Por que os amores virtuais são tão intensos? Esta é uma pergunta que me
impressiona quase tanto como a que indaga sobre a razão de nos apaixonarmos por
determinada pessoa em especial e não por outro, mais adequada.
Nossa alma divaga por caminhos suburbanos, entra em estadas vicinais e
desemboca em atoleiros atrás de um sorriso, uma voz, um detalhe que nos
impressiona.
Feronômios? É possível, talvez sejamos compatíveis com determinados
odores especiais, em escala não percebida pelo olfato habitual. Isto explicaria
parte da questão.
Mas e a paixão virtual? A capacidade de se envolver amorosamente,
através de relações micro a micro ou telefônicas, sem que haja a menor
probabilidade de viagens feronômicas? O que leva as pessoas (e tenho conhecido
muitas, homens e mulheres) a se envolver, não apenas afetivamente, não apenas
platonicamente, mas eroticamente, passionalmente, com outras que nunca viu?
Uma
explicação possível e lógica seria uma volta à adolescência. Na Net somos todos
atemporais, sem idade, a virtualidade nos permite escolher o rosto e as
características que desejamos. Nada mais natural do que o desejo de
retomar um período de descompromisso, em
que o amor, ele mesmo, era assim, uma viagem narcísica, um perambular pelas
emoções easy rider, um caminho Gideano do prazer pelo prazer. Neste sentido a
explosão passional virtual seria a redescoberta de um erotismo juvenil ainda
centrado no próprio umbigo.
Outra explicação mais óbvia seria a da solidão. Neste mundo em que as
pessoas convivem, mas não compartilham, em que solidões a dois, três e quatro
são freqüentes e repetidas, a Net é um paraíso de iguais que se encontram,
trocam os sonhos reprimidos do travesseiro pelos mais excitantes da tela, onde
existe uma respiração e uma carne do outro lado, não apenas espuma e macela,
mas bocas imaginadas e sexos sugeridos.
Masturbação a dois, é verdade, volta ao eros primitivo em que o objeto
de amor era proibido e distante ou
próximo e semelhante.
Mas existe outra explicação mais romântica e menos científica, uma
explicação que ultrapassa a mera condição do humano biológico ou psicológico –
a fantasia imbatível.
De nenhuma outra maneira o amor pode ser mais perfeito, sem falhas,
completo e absoluto do que na vida virtual. Porque é não existente no real. O
real é sempre partido, incompleto, falho. O sexo virtual, como a bailarina do
Chico, não tem espinhas, chulé ou estrias. Não tem imperfeições nem desenganos.

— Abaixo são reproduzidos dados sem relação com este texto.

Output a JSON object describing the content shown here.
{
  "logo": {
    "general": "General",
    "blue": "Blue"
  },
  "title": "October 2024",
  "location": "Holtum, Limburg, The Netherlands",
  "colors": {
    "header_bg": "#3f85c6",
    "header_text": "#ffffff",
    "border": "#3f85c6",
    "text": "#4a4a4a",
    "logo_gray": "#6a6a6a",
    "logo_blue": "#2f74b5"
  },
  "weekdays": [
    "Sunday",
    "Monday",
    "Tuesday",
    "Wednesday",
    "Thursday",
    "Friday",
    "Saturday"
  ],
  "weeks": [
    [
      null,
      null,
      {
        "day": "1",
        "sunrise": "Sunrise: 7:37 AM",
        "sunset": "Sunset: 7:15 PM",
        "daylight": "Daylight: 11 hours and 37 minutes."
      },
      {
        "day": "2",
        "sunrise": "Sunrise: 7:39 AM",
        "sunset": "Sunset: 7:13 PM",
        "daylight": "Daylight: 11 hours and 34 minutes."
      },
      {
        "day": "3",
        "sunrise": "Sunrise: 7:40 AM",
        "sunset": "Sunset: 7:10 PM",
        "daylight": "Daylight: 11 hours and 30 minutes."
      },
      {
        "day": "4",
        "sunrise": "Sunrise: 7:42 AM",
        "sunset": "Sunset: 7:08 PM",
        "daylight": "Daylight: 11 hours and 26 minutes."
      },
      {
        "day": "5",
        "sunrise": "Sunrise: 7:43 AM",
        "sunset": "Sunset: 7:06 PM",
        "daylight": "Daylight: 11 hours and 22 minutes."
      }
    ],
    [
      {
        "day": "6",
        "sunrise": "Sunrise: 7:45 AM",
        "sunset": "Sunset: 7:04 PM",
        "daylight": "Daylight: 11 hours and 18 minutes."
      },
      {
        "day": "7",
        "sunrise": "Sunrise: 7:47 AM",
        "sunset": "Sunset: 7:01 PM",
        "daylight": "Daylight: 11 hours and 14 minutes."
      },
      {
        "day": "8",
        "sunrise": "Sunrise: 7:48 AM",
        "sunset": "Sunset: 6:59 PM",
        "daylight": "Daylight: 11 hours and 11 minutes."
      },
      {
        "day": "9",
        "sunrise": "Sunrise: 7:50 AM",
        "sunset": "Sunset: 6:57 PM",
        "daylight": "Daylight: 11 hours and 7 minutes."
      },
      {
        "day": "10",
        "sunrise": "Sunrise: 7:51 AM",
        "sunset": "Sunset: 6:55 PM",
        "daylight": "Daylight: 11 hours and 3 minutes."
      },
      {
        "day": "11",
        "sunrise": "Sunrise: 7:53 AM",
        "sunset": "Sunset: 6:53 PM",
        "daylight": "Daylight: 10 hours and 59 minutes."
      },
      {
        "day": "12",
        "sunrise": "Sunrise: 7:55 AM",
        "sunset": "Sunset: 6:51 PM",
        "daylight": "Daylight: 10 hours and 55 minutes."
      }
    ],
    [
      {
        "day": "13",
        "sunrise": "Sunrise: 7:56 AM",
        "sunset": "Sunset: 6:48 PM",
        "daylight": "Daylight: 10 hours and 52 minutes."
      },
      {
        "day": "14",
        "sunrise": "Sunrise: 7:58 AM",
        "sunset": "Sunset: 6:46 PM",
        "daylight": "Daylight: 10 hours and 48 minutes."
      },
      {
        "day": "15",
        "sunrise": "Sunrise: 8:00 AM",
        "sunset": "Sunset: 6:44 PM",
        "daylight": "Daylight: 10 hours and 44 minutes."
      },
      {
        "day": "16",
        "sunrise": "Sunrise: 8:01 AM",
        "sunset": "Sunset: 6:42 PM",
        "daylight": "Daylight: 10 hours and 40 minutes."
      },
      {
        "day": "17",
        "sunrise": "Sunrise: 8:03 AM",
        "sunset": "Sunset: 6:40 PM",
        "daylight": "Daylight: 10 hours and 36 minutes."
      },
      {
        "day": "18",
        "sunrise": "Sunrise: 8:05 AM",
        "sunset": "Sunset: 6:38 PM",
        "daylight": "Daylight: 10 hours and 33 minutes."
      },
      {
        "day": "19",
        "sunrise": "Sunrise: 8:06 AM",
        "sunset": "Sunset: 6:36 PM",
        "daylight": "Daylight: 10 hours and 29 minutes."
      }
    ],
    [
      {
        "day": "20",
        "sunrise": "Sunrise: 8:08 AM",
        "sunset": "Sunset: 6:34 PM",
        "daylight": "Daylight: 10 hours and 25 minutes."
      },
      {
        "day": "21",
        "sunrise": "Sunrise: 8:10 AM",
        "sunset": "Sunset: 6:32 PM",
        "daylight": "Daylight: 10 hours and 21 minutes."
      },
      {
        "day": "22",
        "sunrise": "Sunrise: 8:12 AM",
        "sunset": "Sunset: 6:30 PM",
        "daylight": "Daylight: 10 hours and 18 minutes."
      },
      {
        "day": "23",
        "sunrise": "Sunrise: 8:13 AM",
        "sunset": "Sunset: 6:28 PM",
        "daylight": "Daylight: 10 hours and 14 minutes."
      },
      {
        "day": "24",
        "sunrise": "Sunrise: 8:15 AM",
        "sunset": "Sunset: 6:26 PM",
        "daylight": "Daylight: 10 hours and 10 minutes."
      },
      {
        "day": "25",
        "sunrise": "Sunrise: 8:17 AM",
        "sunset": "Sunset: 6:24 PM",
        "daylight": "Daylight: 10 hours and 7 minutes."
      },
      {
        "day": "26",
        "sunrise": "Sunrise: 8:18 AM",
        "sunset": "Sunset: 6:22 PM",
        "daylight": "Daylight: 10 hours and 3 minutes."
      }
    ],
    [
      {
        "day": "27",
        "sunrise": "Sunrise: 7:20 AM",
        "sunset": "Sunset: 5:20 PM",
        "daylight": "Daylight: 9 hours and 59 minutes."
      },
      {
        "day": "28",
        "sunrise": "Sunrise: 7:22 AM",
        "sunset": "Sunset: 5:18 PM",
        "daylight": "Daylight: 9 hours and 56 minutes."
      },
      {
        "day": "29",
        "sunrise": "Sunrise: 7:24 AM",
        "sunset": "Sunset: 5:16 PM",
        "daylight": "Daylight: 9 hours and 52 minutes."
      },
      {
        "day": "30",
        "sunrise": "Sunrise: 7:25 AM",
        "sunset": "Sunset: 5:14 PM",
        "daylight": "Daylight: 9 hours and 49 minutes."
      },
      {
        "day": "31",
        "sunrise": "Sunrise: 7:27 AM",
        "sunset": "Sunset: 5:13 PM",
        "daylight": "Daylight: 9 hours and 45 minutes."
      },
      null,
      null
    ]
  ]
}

É sempre iluminado no seu palco principal - a imaginação que tudo pode.
Nele somos o que desejamos e amamos
a quem criamos. Não uma pessoa real, mas um personagem, uma divindade do nosso
olimpo particular. Por isto a força absurda das relações que através deste
não-limite se criam, por isto a carga poderosa de energia descarregada através
dos bites eróticos.
E pela mesma característica, os
amores virtuais não são duradouros – ou se transformam em amores reais, numa
outra instância de relacionamento. (o que raramente acontece, justamente porque
competir com a fantasia é difícil) ou se desfazem como a espuma dos sonhos,
transformados em texto já lido e que perdeu o sabor da novidade. Ficará a
lembrança de algo inexplicavelmente forte, um raio sobre a planície, deixando
apenas o eco cada vez mais longínquo dos trovões.
Amores virtuais são uma das faces da infinita capacidade do homem de
criar e acreditar no que cria.
3 comentários:
É dá para contrariar? Observação, perspicácia, análise e reflexão nortearam esse artigo. Já vivi situação assim na Internet e foi "barra"... Aplausos para Maria Helena. Beijos, Tom. __ Kathleen
Ela pegou bem na veia, né? Obrigado pela visita ao meu humilde recanto, Kathleen Lessa.
Realmente por se criar o que se quiser no virtual é que tais amores são tão intensos. Belo artigo.